Highlights & Insights

  • "Ensemble + Category-Aware" Paradigm: Upgrades data cleaning from "one strong classifier fits all" to "multi-path complementary weak signals + domain-adjusted thresholds," allowing a fine-grained trade-off between quality and quantity. This approach is transferable to any data curation workflow.
  • Two Truly Novel Signals: Readability scoring and extreme tokenization document removal characterize quality from the neglected perspectives of "human readability" and "tokenizer behavior," catching low-quality documents missed by standard classifiers.
  • High Engineering Reproducibility: The entire process is open-sourced (Data Prep Kit transforms + fastText models + datasets). A 28GB Bloom filter is also provided to allow low-cost approximate replication of the ~12B document dataset using an is-in-GneissWeb boolean column.

Limitations & Future Work

  • Ablations and comparisons focused on 1.4B–7B models and 100B–350B tokens; directly verifying on larger models/more tokens was limited by compute, relying instead on "small-to-large high-rank correlation" extrapolation.
  • Strong dependence on FineWeb as a starting point; while the recipe is claimed to be transferable to other corpora, this has not been fully validated. Category division relies on IAB/WatsonNLP classification, which may introduce domain bias.
  • Thresholds were tuned via grid search on 8 high-signal task subsets, risking overfitting to the evaluation set (partially mitigated by the extended set). The readability formula is biased toward "English as a Foreign Language" ease, which may be overly strict for certain professional texts.

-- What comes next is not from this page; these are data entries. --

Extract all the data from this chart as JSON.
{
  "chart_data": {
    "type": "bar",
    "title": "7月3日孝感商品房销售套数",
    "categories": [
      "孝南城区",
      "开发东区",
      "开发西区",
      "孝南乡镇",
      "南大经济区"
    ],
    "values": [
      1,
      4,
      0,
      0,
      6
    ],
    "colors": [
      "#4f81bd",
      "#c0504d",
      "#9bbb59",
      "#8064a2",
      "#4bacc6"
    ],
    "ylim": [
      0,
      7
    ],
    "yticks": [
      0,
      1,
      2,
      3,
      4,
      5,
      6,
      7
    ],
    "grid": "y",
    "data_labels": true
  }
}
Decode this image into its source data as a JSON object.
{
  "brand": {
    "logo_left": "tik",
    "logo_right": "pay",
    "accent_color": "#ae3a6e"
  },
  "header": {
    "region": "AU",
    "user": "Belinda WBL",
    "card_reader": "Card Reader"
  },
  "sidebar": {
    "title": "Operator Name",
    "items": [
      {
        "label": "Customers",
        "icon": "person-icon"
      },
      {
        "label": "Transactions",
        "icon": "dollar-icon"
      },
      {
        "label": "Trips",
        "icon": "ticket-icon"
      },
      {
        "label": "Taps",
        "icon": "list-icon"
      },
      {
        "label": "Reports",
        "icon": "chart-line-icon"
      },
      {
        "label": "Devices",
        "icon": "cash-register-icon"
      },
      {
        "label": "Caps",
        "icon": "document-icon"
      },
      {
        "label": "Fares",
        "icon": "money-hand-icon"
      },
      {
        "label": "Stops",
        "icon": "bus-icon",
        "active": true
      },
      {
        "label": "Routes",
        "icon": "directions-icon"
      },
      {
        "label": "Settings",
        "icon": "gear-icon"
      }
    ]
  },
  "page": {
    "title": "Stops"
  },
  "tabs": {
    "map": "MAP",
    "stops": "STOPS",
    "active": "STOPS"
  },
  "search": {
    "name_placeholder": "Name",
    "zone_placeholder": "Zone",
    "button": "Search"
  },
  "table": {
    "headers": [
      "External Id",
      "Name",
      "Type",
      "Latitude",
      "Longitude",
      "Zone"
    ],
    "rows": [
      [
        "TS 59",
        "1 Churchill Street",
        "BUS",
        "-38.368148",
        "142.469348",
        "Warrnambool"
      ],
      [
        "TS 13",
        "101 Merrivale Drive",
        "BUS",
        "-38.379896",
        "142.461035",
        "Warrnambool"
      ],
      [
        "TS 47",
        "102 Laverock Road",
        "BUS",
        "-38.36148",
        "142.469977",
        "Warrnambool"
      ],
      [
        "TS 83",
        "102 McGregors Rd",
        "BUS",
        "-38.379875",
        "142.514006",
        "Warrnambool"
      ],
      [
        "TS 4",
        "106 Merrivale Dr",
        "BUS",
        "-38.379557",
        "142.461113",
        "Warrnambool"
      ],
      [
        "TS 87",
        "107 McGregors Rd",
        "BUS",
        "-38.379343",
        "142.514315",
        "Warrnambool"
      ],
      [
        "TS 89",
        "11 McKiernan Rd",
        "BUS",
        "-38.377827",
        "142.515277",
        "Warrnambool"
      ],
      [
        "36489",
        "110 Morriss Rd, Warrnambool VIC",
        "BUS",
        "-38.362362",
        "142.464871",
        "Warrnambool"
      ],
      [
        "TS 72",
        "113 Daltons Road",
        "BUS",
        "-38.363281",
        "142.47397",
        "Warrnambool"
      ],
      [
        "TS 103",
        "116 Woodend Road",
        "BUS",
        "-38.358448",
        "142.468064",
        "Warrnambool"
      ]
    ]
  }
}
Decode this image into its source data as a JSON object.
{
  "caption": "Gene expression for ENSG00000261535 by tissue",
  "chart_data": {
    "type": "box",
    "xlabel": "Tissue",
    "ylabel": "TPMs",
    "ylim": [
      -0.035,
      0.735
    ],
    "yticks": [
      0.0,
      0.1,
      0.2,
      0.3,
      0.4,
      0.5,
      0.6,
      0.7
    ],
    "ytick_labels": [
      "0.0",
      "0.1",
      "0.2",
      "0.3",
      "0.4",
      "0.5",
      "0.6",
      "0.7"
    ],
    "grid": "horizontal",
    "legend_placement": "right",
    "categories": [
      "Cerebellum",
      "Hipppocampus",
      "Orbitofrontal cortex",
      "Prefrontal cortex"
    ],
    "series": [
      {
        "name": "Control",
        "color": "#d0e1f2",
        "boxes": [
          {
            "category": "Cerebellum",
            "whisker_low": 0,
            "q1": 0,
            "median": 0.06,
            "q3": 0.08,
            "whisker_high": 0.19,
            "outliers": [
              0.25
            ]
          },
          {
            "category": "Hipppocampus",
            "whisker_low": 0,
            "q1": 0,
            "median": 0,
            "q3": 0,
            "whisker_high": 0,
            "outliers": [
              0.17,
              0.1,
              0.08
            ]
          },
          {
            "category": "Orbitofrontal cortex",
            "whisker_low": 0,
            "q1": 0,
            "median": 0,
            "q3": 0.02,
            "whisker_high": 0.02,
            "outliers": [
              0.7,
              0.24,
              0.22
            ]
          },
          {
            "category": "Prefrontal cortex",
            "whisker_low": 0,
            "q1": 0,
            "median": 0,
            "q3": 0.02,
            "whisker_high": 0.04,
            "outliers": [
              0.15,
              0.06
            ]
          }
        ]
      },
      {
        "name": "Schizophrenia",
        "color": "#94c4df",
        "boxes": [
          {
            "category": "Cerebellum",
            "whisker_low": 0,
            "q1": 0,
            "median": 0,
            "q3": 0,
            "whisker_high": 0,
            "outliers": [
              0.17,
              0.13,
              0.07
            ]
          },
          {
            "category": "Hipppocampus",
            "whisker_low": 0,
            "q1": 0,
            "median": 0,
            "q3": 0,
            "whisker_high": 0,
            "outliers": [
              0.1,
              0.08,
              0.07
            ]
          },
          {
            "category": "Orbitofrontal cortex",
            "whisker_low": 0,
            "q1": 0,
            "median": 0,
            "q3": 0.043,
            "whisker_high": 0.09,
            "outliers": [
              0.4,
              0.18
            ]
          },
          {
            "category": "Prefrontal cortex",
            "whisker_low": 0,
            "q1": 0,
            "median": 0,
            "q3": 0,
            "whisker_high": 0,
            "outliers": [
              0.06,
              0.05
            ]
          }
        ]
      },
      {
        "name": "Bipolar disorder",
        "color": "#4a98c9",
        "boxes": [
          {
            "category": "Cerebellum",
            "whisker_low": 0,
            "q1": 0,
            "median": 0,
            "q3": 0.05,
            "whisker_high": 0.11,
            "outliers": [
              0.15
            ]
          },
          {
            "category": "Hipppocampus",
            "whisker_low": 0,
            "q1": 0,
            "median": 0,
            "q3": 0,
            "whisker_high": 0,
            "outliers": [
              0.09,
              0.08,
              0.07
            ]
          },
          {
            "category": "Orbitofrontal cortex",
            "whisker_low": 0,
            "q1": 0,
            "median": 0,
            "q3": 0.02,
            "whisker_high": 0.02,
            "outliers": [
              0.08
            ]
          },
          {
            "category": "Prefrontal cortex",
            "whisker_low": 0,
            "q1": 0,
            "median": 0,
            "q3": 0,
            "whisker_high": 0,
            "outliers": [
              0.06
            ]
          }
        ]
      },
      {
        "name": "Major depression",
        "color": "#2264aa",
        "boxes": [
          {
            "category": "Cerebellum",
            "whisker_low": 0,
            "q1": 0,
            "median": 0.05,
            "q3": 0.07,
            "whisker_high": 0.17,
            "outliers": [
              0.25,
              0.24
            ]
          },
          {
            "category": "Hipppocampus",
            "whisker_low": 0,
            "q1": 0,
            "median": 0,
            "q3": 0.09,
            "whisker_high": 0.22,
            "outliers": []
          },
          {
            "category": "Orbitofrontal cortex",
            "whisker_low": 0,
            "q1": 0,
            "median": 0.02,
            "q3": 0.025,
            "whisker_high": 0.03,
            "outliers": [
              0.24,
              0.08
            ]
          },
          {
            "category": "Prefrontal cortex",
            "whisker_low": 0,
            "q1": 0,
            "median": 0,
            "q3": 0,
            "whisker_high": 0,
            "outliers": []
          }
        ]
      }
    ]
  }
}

Compared to FineWeb (15T, fuzzy dedup), FineWeb-Edu / DCLM-Baseline (aggressive model-based filtering reducing scale to <5T), and RedPajama v2 (30T, average quality), GneissWeb positions itself as "improving quality while maintaining a ~10T scale." The insight is that the next step in pre-training data engineering is not building stronger single-quality classifiers, but designing ensembles of complementary signals + domain-adaptive thresholds. Cheap statistical signals like readability and tokenization anomalies are worth including in quality profiling. Additionally, releasing "membership determination" via Bloom filters instead of raw text is a practical paradigm for navigating copyright and distribution challenges.

Rating

  • Novelty: ⭐⭐⭐⭐ Readability filtering and extreme tokenization removal are truly novel quality signals; the ensemble + category-aware framework provides a clear contribution; however, individual techniques (deduplication, fastText) are largely engineering combinations of existing tools.
  • Experimental Thoroughness: ⭐⭐⭐⭐ Three model scales (1.4B/3B/7B), 11+20 benchmarks, average of 3 seeds with standard deviations, and complete component-wise ablations. Points deducted for lack of direct validation on larger models due to compute limits.
  • Writing Quality: ⭐⭐⭐⭐ Clear structure, independent ablations for each filter, well-explained motivation and design. Many details are pushed to the appendix, slightly increasing reading cost.
  • Value: ⭐⭐⭐⭐⭐ Completely open-sourced ~10T dataset + recipe + toolkit + Bloom filter, providing direct, high-value utility for the open-source LLM pre-training community.